I am quite used to ladies in white coats administering hot wax ("Are you supposed to burn the hair off?"), or cold wax ("CuntingfuckingHELL") to my ladygarden. In fact, I am generally quite used to foreign bodies (not that kind!!!) in my ladygarden: chewing gum, remote control scanners with flashing lights and leftover bits of wax that pull in unexpected ways when boarding the bus.

But having the ladygarden pruned in Amsterdam is a whole different affair! "This is the best wax outside of New York", shouts Marjam. "Underwears off please, all of them, I must see EVERYTHING", she roars, tossing my legs about as if they were mere flotsam and jetsam.

Behind her, mounted in a case, are seven different tubes of wax, all different widths. "Tiny one for faces; biggest one for backs of men; small one for pussies." I wonder briefly how you wax a cat, then remember and feel faint, what with "pussy" being one of the words that makes me feel bilious. Underneath the tubes is a small cauldron of dark green wax mounted on a plinth.

If I swizzle my head round to the left a bit I can see the waterfall in the garden. No-one can see in through the enormous floor-to-ceiling window unless they are in a helicopter with a strong telescope. I am happy about this, as my ladygarden is encased in dark green and Marjam is doing something simultaneous with two of the tubes. The phone rings.
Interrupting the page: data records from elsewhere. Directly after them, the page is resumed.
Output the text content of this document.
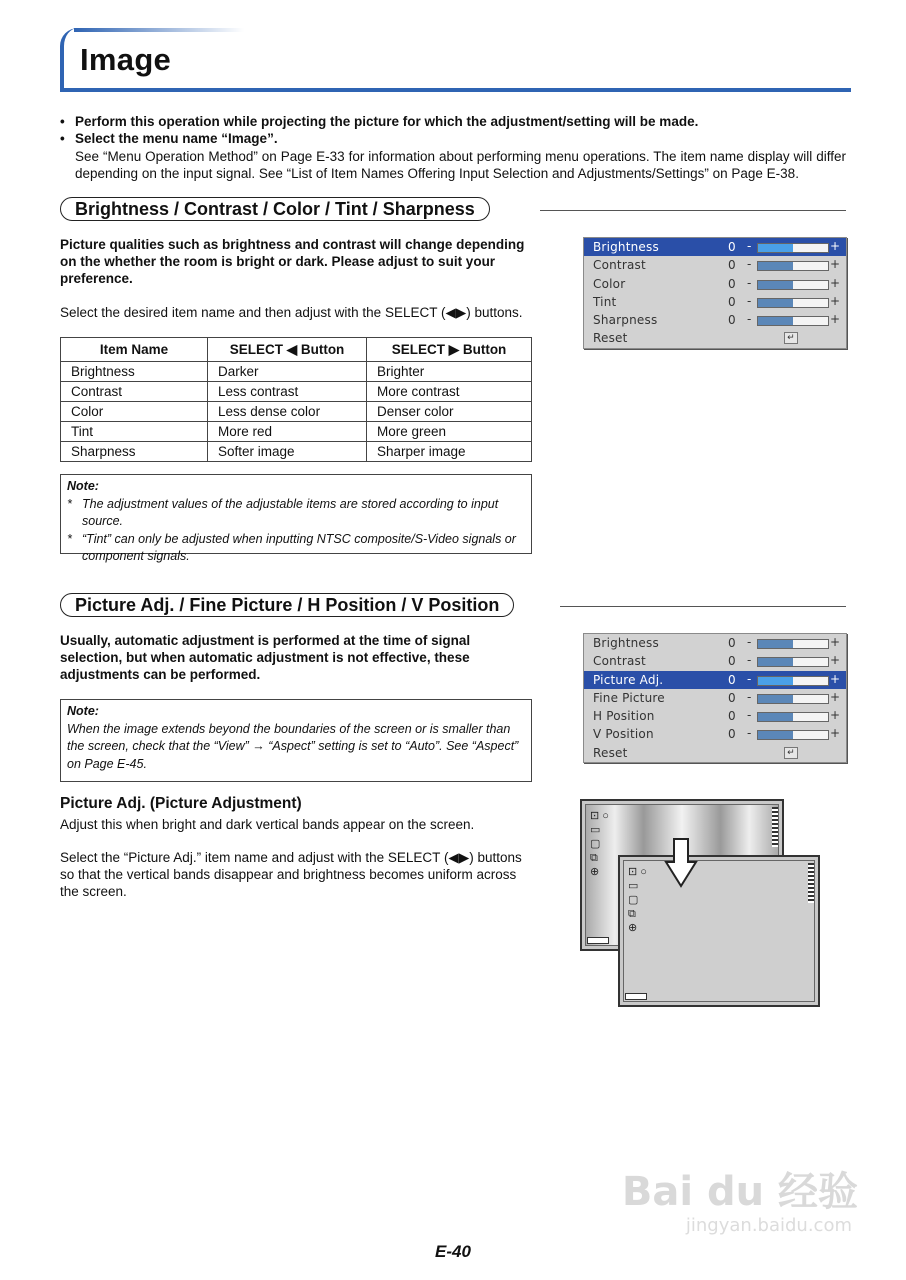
Image
• Perform this operation while projecting the picture for which the adjustment/setting will be made.
• Select the menu name “Image”.
See “Menu Operation Method” on Page E-33 for information about performing menu operations. The item name display will differ depending on the input signal. See “List of Item Names Offering Input Selection and Adjustments/Settings” on Page E-38.
Brightness / Contrast / Color / Tint / Sharpness
Picture qualities such as brightness and contrast will change depending on the whether the room is bright or dark. Please adjust to suit your preference.
Select the desired item name and then adjust with the SELECT (◀▶) buttons.
Item Name	SELECT ◀ Button	SELECT ▶ Button
Brightness	Darker	Brighter
Contrast	Less contrast	More contrast
Color	Less dense color	Denser color
Tint	More red	More green
Sharpness	Softer image	Sharper image
Note:
* The adjustment values of the adjustable items are stored according to input source.
* “Tint” can only be adjusted when inputting NTSC composite/S-Video signals or component signals.
Brightness	0 -	+
Contrast	0 -	+
Color	0 -	+
Tint	0 -	+
Sharpness	0 -	+
Reset	↵
Picture Adj. / Fine Picture / H Position / V Position
Usually, automatic adjustment is performed at the time of signal selection, but when automatic adjustment is not effective, these adjustments can be performed.
Note:
When the image extends beyond the boundaries of the screen or is smaller than the screen, check that the “View” → “Aspect” setting is set to “Auto”. See “Aspect” on Page E-45.
Picture Adj. (Picture Adjustment)
Adjust this when bright and dark vertical bands appear on the screen.
Select the “Picture Adj.” item name and adjust with the SELECT (◀▶) buttons so that the vertical bands disappear and brightness becomes uniform across the screen.
Brightness	0 -	+
Contrast	0 -	+
Picture Adj.	0 -	+
Fine Picture	0 -	+
H Position	0 -	+
V Position	0 -	+
Reset	↵
⊡ ○
▭
▢
⧉
⊕	⊡ ○
▭
▢
⧉
⊕
Bai du 经验
jingyan.baidu.com
E-40
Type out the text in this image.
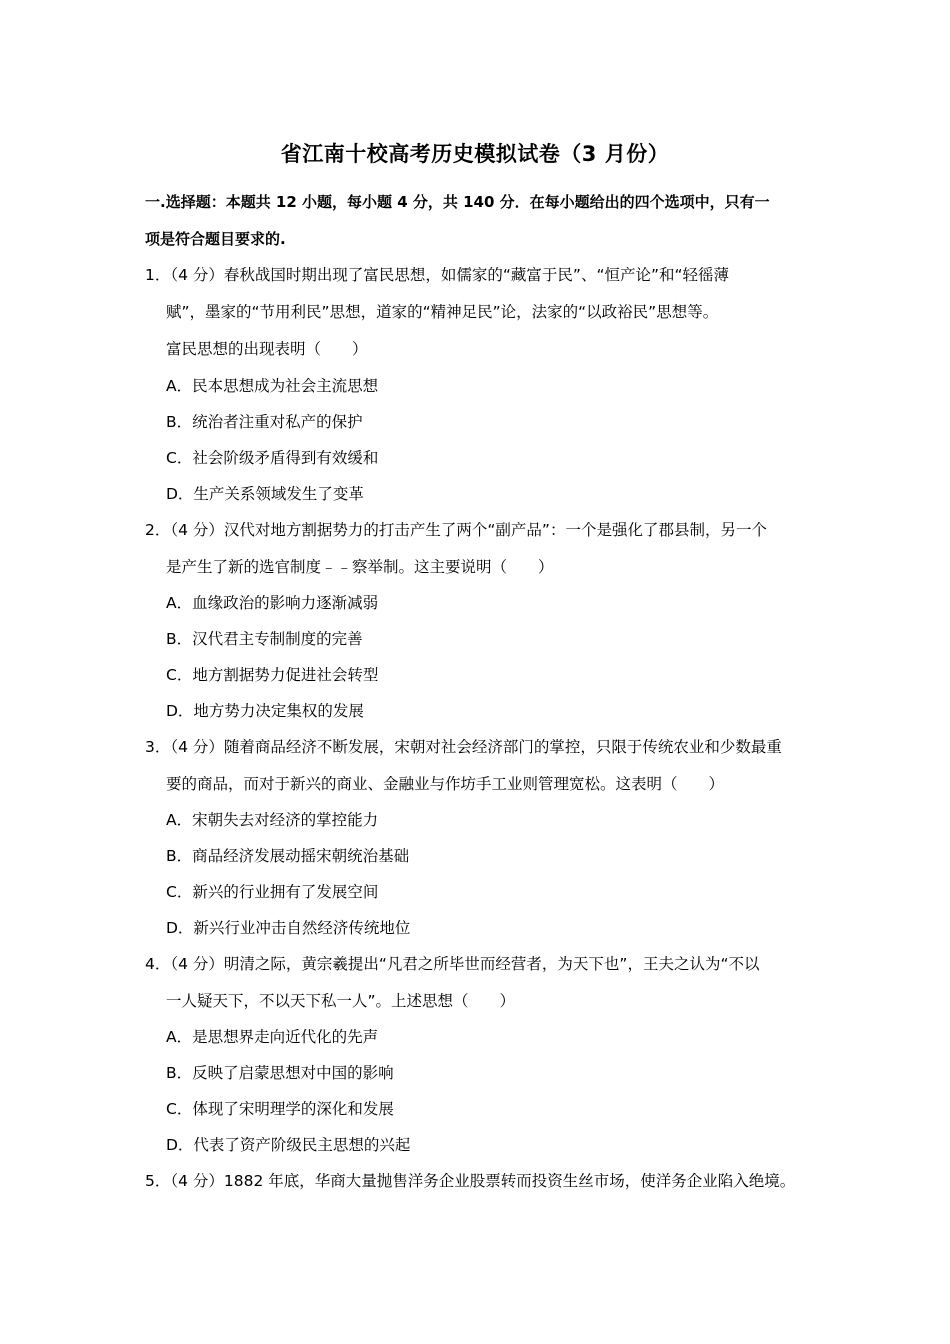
省江南十校高考历史模拟试卷（3 月份）
一.选择题：本题共 12 小题，每小题 4 分，共 140 分．在每小题给出的四个选项中，只有一
项是符合题目要求的.
1．（4 分）春秋战国时期出现了富民思想，如儒家的“藏富于民”、“恒产论”和“轻徭薄
赋”，墨家的“节用利民”思想，道家的“精神足民”论，法家的“以政裕民”思想等。
富民思想的出现表明（　　）
A．民本思想成为社会主流思想
B．统治者注重对私产的保护
C．社会阶级矛盾得到有效缓和
D．生产关系领域发生了变革
2．（4 分）汉代对地方割据势力的打击产生了两个“副产品”：一个是强化了郡县制，另一个
是产生了新的选官制度﹣﹣察举制。这主要说明（　　）
A．血缘政治的影响力逐渐减弱
B．汉代君主专制制度的完善
C．地方割据势力促进社会转型
D．地方势力决定集权的发展
3．（4 分）随着商品经济不断发展，宋朝对社会经济部门的掌控，只限于传统农业和少数最重
要的商品，而对于新兴的商业、金融业与作坊手工业则管理宽松。这表明（　　）
A．宋朝失去对经济的掌控能力
B．商品经济发展动摇宋朝统治基础
C．新兴的行业拥有了发展空间
D．新兴行业冲击自然经济传统地位
4．（4 分）明清之际，黄宗羲提出“凡君之所毕世而经营者，为天下也”，王夫之认为“不以
一人疑天下，不以天下私一人”。上述思想（　　）
A．是思想界走向近代化的先声
B．反映了启蒙思想对中国的影响
C．体现了宋明理学的深化和发展
D．代表了资产阶级民主思想的兴起
5．（4 分）1882 年底，华商大量抛售洋务企业股票转而投资生丝市场，使洋务企业陷入绝境。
Marjam goes to answer it through the door of the treatment room, which opens directly onto the shop floor. There are people there; the door is ajar; a light breeze plays over the wax that is, only now, hardening in the afternoon air. A door slams in the distance; someone laughs.

Marjam comes back. There is a picking, as if she were trying to get purchase on the edge of a particularly stubborn plaster. And then a rip; a rip like three-inch thick calico being torn by the hands of giants. I wonder what "cold poultice" is in Dutch.

Marjam is laughing. "Look at this!", she says. In my face she waves a perfect reverse impression of my ladygarden fashioned from green wax. "See the strong roots? It is good, no? Now turn over."